Berchem-Sainte-Agathe 1082

Merab Surviladze : " Aujourd'hui, je peins les gens de notre époque, ceux qui courent beaucoup "

A 52 ans, ce Saint-Gillois d’origine géorgienne peint avec passion et amusement notre époque. Ses peintures « vues aériennes » de l’angoisse, du stress et de la précipitation des gens connaissent un succès sans précédent, bien au-delà de nos frontières.

Depuis 5 ans, Merab Surviladze a posé ses toiles et ses acryliques à la Brussels Art Factory de Saint-Gilles. Dans son atelier, aux côtés d’autres artistes bruxellois en vogue, le pinceau à la main, il s’amuse de notre époque. " Au début, mon travail était naïf, un peu romantique. Je voulais montrer la nostalgie, le traditionnel géorgien ", explique l’artiste, installé en Belgique depuis le début des années 90.

" Progressivement et depuis maintenant 3 ans, j’ai décidé de peindre les gens d’aujourd’hui. Dans notre époque, je trouve qu’on court beaucoup. Je montre donc des personnes et leurs ombres qui sont dans la précipitation, dans l’angoisse ou le stress, mais j’essaie que ce soit amusement, en utilisant notamment des couleurs ", explique Merab Surviladze.

Si Merab poursuit un but minimaliste dans ses peintures qui tendent vers un côté intellectuel, il garde la volonté de transmettre des émotions aux gens. " La thématique des ombres offre déjà la possibilité de 36.000 interprétations. Je crois que chacun peut en tirer quelque chose en fonction de lui-même ", ajoute-t-il.

« Mon père me disait que j’étais paresseux »

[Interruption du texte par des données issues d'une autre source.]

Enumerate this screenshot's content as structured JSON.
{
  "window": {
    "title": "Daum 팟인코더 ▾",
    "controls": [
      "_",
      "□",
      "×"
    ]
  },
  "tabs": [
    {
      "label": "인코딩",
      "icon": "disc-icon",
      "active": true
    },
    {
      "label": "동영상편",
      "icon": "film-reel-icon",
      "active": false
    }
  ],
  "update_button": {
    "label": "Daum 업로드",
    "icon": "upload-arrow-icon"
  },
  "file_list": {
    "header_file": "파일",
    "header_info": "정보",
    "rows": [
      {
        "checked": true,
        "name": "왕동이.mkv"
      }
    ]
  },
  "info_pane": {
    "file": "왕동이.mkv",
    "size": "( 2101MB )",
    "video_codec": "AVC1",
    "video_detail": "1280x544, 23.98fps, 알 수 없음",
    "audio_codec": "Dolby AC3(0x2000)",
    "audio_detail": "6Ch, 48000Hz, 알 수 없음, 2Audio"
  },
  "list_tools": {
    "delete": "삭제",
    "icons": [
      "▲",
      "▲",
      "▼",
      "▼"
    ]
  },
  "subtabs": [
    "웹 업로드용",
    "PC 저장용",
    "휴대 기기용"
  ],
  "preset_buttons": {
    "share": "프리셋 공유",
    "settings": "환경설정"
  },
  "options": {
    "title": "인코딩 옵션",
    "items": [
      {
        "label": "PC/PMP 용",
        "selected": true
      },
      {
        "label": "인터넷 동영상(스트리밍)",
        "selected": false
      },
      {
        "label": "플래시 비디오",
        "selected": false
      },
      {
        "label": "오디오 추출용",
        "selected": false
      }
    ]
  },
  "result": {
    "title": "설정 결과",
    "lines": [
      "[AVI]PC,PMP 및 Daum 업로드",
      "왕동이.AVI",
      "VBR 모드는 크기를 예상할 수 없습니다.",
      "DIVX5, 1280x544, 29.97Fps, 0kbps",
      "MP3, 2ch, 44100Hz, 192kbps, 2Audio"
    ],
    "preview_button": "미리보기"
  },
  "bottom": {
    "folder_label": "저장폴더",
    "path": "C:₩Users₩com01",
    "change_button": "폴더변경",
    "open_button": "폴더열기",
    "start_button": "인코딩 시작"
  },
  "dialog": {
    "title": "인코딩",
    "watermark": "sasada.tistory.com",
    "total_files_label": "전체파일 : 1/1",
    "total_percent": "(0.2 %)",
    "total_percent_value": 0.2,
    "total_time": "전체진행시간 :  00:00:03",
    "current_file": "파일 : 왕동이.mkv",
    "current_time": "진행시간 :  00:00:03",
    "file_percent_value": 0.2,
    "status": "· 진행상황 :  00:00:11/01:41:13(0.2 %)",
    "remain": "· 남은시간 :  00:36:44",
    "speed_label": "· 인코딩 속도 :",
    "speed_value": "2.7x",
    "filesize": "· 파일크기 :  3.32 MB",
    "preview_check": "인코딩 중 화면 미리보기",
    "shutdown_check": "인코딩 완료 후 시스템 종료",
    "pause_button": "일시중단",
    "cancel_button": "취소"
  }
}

" Je pense souvent à mon père quand je travaille. Il me disait que j’étais assez paresseux, mais ce n’est pas du tout le cas ces derniers temps. Aujourd’hui je suis assez content de moi, mon " travail " est ma passion ", explique Merab. Ces derniers mois, il a notamment exposé en Angleterre, aux Pays-Bas et prochainement en Allemagne.

Historiquement, après avoir quitté son pays natal, l’artiste s’est inscrit à l’académie de La Cambre.

" J’ai un petit peu de regrets car cette école ne nous apprenait pas à rêver, à imaginer. C’était la règle et la technique qui étaient enseignées mais pas l’art de réfléchir. J’ai heureusement eu un très bon prof qui nous a aidé dans ce domaine ".

« La Belgique m’a bien inspiré »

" Le surréalisme de ce pays m’a bien inspiré et il a joué également sur le côté émotionnel de mon travail. Ça m’a permis de me calmer notamment sur le choix des couleurs. Aujourd’hui, il est toujours bien présent dans mes œuvres même si c’est parfois plus subtil que par le passé. J’aime travailler avec le noir et le blanc mais pas avec la dynamique des peintres nordiques. C’est différent chez moi. De toute façon, je ne vois plus de nationalité transparaitre de mon travail comme c’était le cas au début. Aujourd’hui, je suis surtout Bruxellois, un homme de la ville, sauf l’été ", s’amuse-t-il à nous raconter.

Merab peint désormais le plus souvent à l’acrylique sur des toiles de lin ou de lin et coton mélangés.

" Je reste dans le matériel classique. Parce que celui-ci donne déjà une certaine matière dès le départ et il me semble que les émotions partent plus vite. Je fais des petites et des grandes toiles, en fonction de l’inspiration et du contexte. Généralement l’exécution va vite, c’est la réflexion qui me prend du temps ", explique-t-il.

Son inspiration, il la trouve parfois là où il ne l’imaginerait pas. " Lors d’une visite au zoo d’Anvers, j’ai calé sur les pingouins. Dans une certaine dynamique, il nous ressemble ". Depuis ces animaux font entière partie de son œuvre.

L’actualité de Merab Surviladze

Après avoir reçu le second prix à l’International Art Fair d’Oxford en mars dernier, Merab expose actuellement à Bruxelles. Rendez-vous jusqu’au 21 avril à l’Hôtel communal d’Etterbeek. Le vernissage en présence de l’artiste aura lieu ce 6 avril à 18h30.